While Ladd also raised criticisms regarding his lack of involvement in the transition—”[Their] definition of involvement was quite different from ours,” he said—Reidinger pushed back on this, noting that Ladd chose not to attend meetings or submit questions for the town-wide chief hiring process.
Colchester Emergency Management Coordinator Seth Lasker, who has been spearheading the transition, also addressed Ladd’s comment by noting that Ladd had the “same amount of involvement as any other chiefs in town,” he said. “I wasn’t about to tell the new fire chief how to run their new fire department. You really were offered the input that everyone else was offered.”

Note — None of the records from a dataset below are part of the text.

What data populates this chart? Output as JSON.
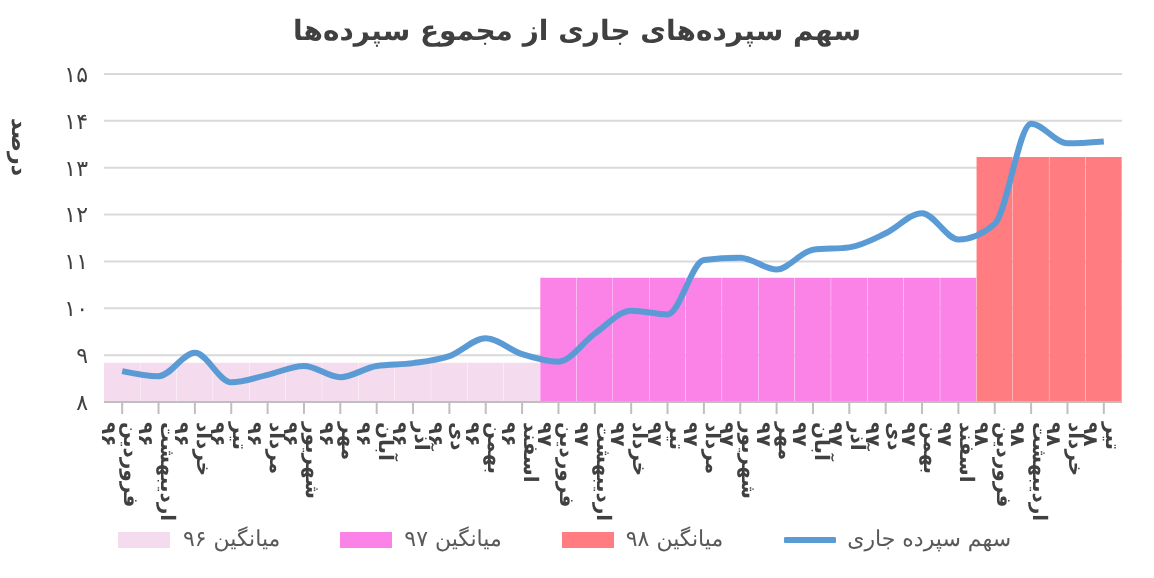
{
  "chart_data": {
    "type": "line",
    "title": "سهم سپرده‌های جاری از مجموع سپرده‌ها",
    "ylabel": "درصد",
    "categories": [
      "فروردین ۹۶",
      "اردیبهشت ۹۶",
      "خرداد ۹۶",
      "تیر ۹۶",
      "مرداد ۹۶",
      "شهریور ۹۶",
      "مهر ۹۶",
      "آبان ۹۶",
      "آذر ۹۶",
      "دی ۹۶",
      "بهمن ۹۶",
      "اسفند ۹۶",
      "فروردین ۹۷",
      "اردیبهشت ۹۷",
      "خرداد ۹۷",
      "تیر ۹۷",
      "مرداد ۹۷",
      "شهریور ۹۷",
      "مهر ۹۷",
      "آبان ۹۷",
      "آذر ۹۷",
      "دی ۹۷",
      "بهمن ۹۷",
      "اسفند ۹۷",
      "فروردین ۹۸",
      "اردیبهشت ۹۸",
      "خرداد ۹۸",
      "تیر ۹۸"
    ],
    "series": [
      {
        "name": "میانگین ۹۶",
        "type": "bar",
        "color": "#f4dcee",
        "values": [
          8.84,
          8.84,
          8.84,
          8.84,
          8.84,
          8.84,
          8.84,
          8.84,
          8.84,
          8.84,
          8.84,
          8.84,
          null,
          null,
          null,
          null,
          null,
          null,
          null,
          null,
          null,
          null,
          null,
          null,
          null,
          null,
          null,
          null
        ]
      },
      {
        "name": "میانگین ۹۷",
        "type": "bar",
        "color": "#fb83e8",
        "values": [
          null,
          null,
          null,
          null,
          null,
          null,
          null,
          null,
          null,
          null,
          null,
          null,
          10.65,
          10.65,
          10.65,
          10.65,
          10.65,
          10.65,
          10.65,
          10.65,
          10.65,
          10.65,
          10.65,
          10.65,
          null,
          null,
          null,
          null
        ]
      },
      {
        "name": "میانگین ۹۸",
        "type": "bar",
        "color": "#ff7c80",
        "values": [
          null,
          null,
          null,
          null,
          null,
          null,
          null,
          null,
          null,
          null,
          null,
          null,
          null,
          null,
          null,
          null,
          null,
          null,
          null,
          null,
          null,
          null,
          null,
          null,
          13.23,
          13.23,
          13.23,
          13.23
        ]
      },
      {
        "name": "سهم سپرده جاری",
        "color": "#5b9bd5",
        "values": [
          8.66,
          8.55,
          9.05,
          8.42,
          8.58,
          8.77,
          8.53,
          8.77,
          8.83,
          8.98,
          9.36,
          9.02,
          8.86,
          9.46,
          9.95,
          9.87,
          11.03,
          11.08,
          10.83,
          11.25,
          11.3,
          11.6,
          12.03,
          11.47,
          11.8,
          13.94,
          13.52,
          13.56
        ]
      }
    ],
    "stacked": true,
    "marker": "none",
    "line_style": "solid",
    "ylim": [
      8,
      15
    ],
    "yticks": [
      {
        "value": 8,
        "label": "۸"
      },
      {
        "value": 9,
        "label": "۹"
      },
      {
        "value": 10,
        "label": "۱۰"
      },
      {
        "value": 11,
        "label": "۱۱"
      },
      {
        "value": 12,
        "label": "۱۲"
      },
      {
        "value": 13,
        "label": "۱۳"
      },
      {
        "value": 14,
        "label": "۱۴"
      },
      {
        "value": 15,
        "label": "۱۵"
      }
    ],
    "grid": "y",
    "legend": "bottom"
  }
}
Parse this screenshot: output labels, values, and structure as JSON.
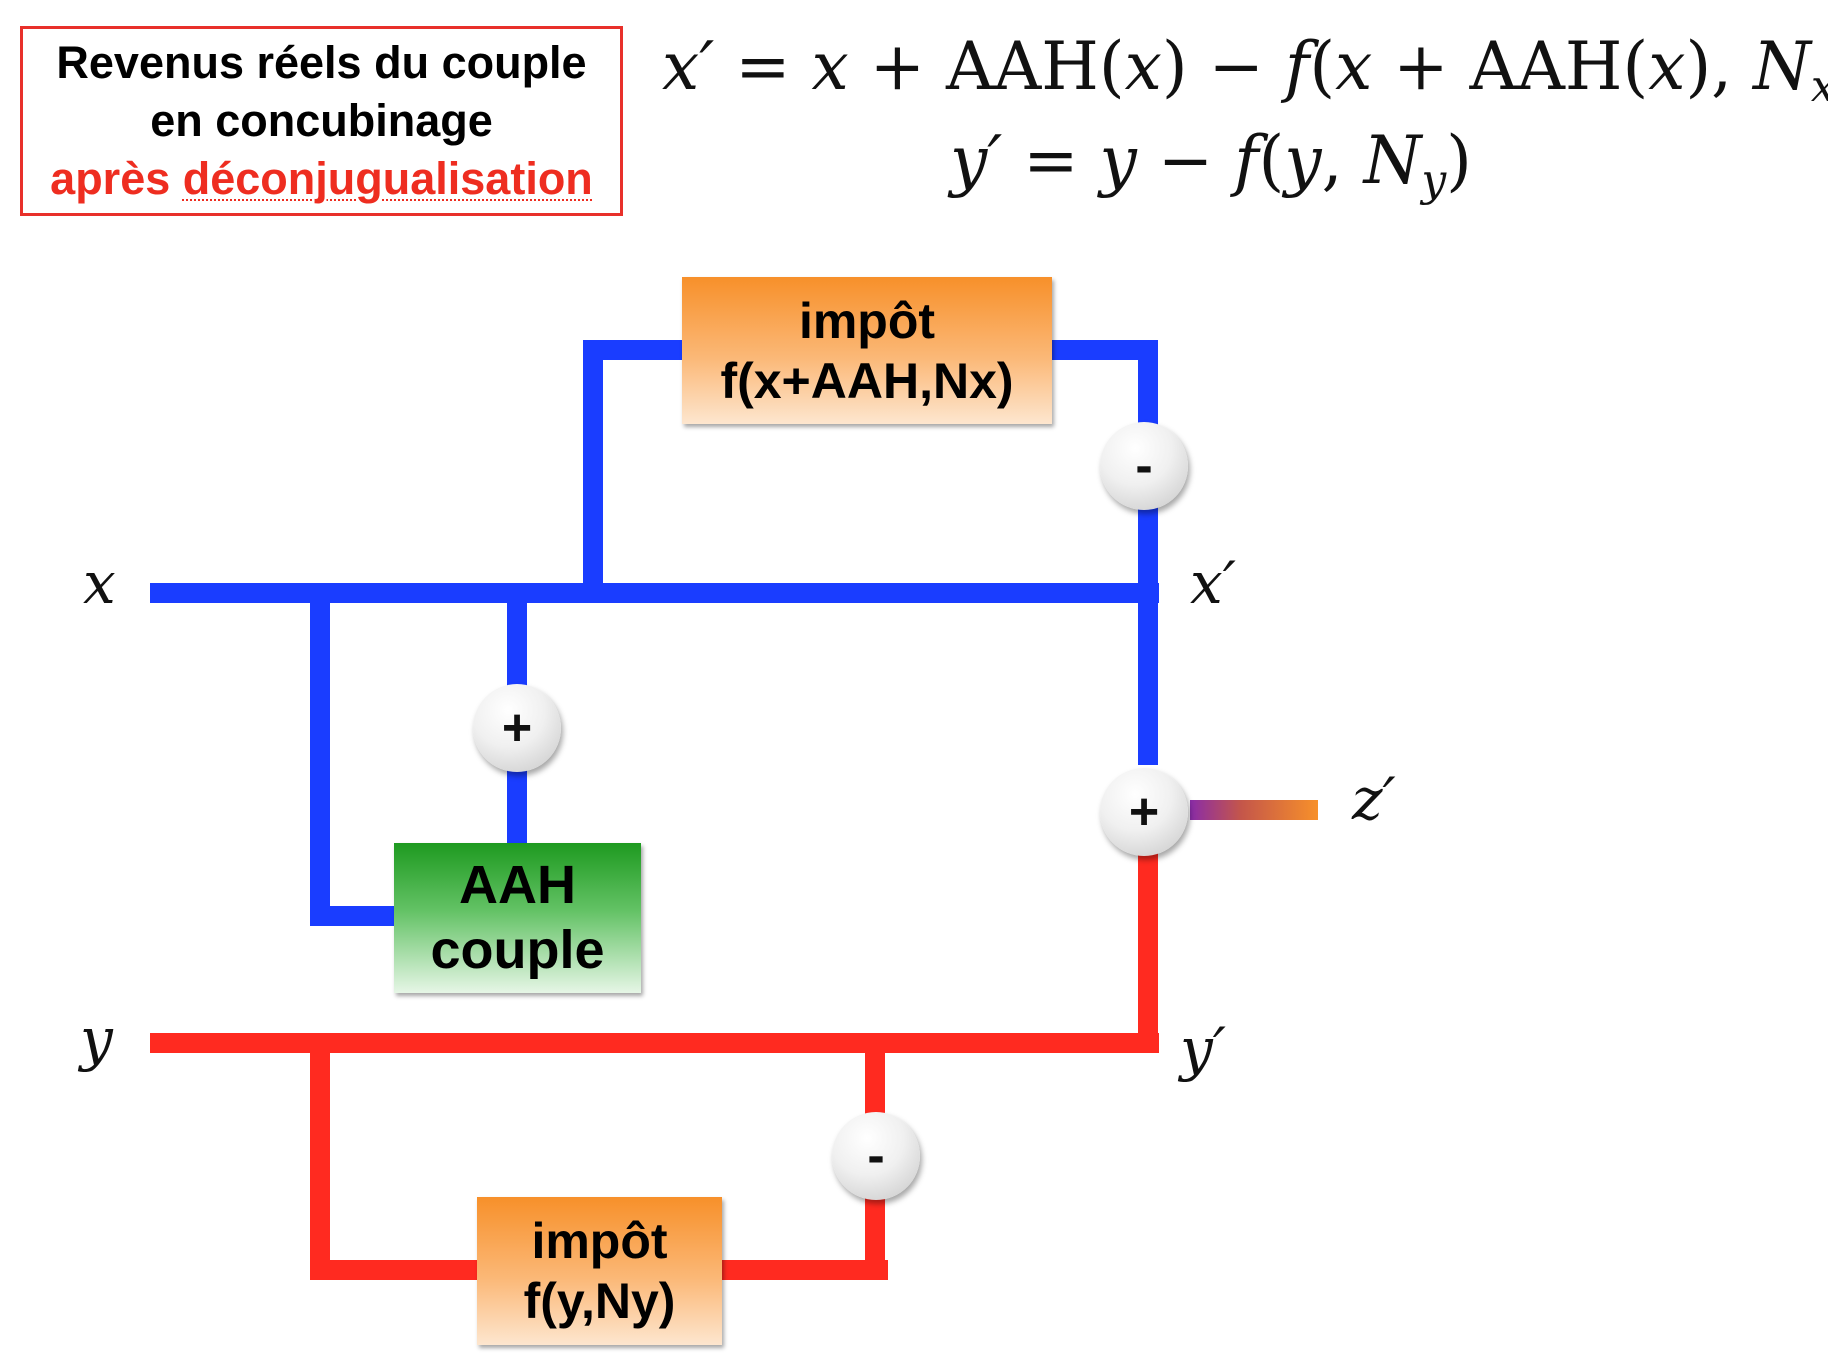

Chmielewski, the longest serving chief in CCVFC history, noted his disappointment in the process. “From my perspective, this whole process could’ve been handled a lot better by the town,” he said. “You get a lot more with sugar than with salt. It came across that way... The town chose to be more aggressive as opposed to working with us.”
Multiple firefighters with CCVFC echoed this sentiment. “It’s very hard to see change. It’s very hard to be called thieves... It hurts man, I’m telling you it hurts,” said one volunteer.
Ladd said he planned to meet with the new town-wide fire chief, Steve Bourgeois, who currently serves as chief of Fire District #2 on Monday, Feb. 3. Ladd said he hoped to raise other concerns like what training will look like, whether volunteers will have a compensation option, whether the town’s ISO rating will fluctuate, and whether the station locations would change, with Bourgeois. “I’ve known Steve for a lot of years. I think things can only go up from here,” said Ladd.
While emotions at the meeting were high on both sides, the ultimate message called for understanding. “I am not sure how many of you know this but the trucks downstairs say, ‘Our Family Helping Yours.’ And that’s what we are here. A family,” said Stacey Ladd. “When you feel like your family is being denigrated in some way, that’s hard. Anytime there’s been a hurt, there’s a process that you go through to heal that hurt and move on. This is an opportunity to take steps forward. Change is hard. Some grace in that process would be a really big thing for everybody.”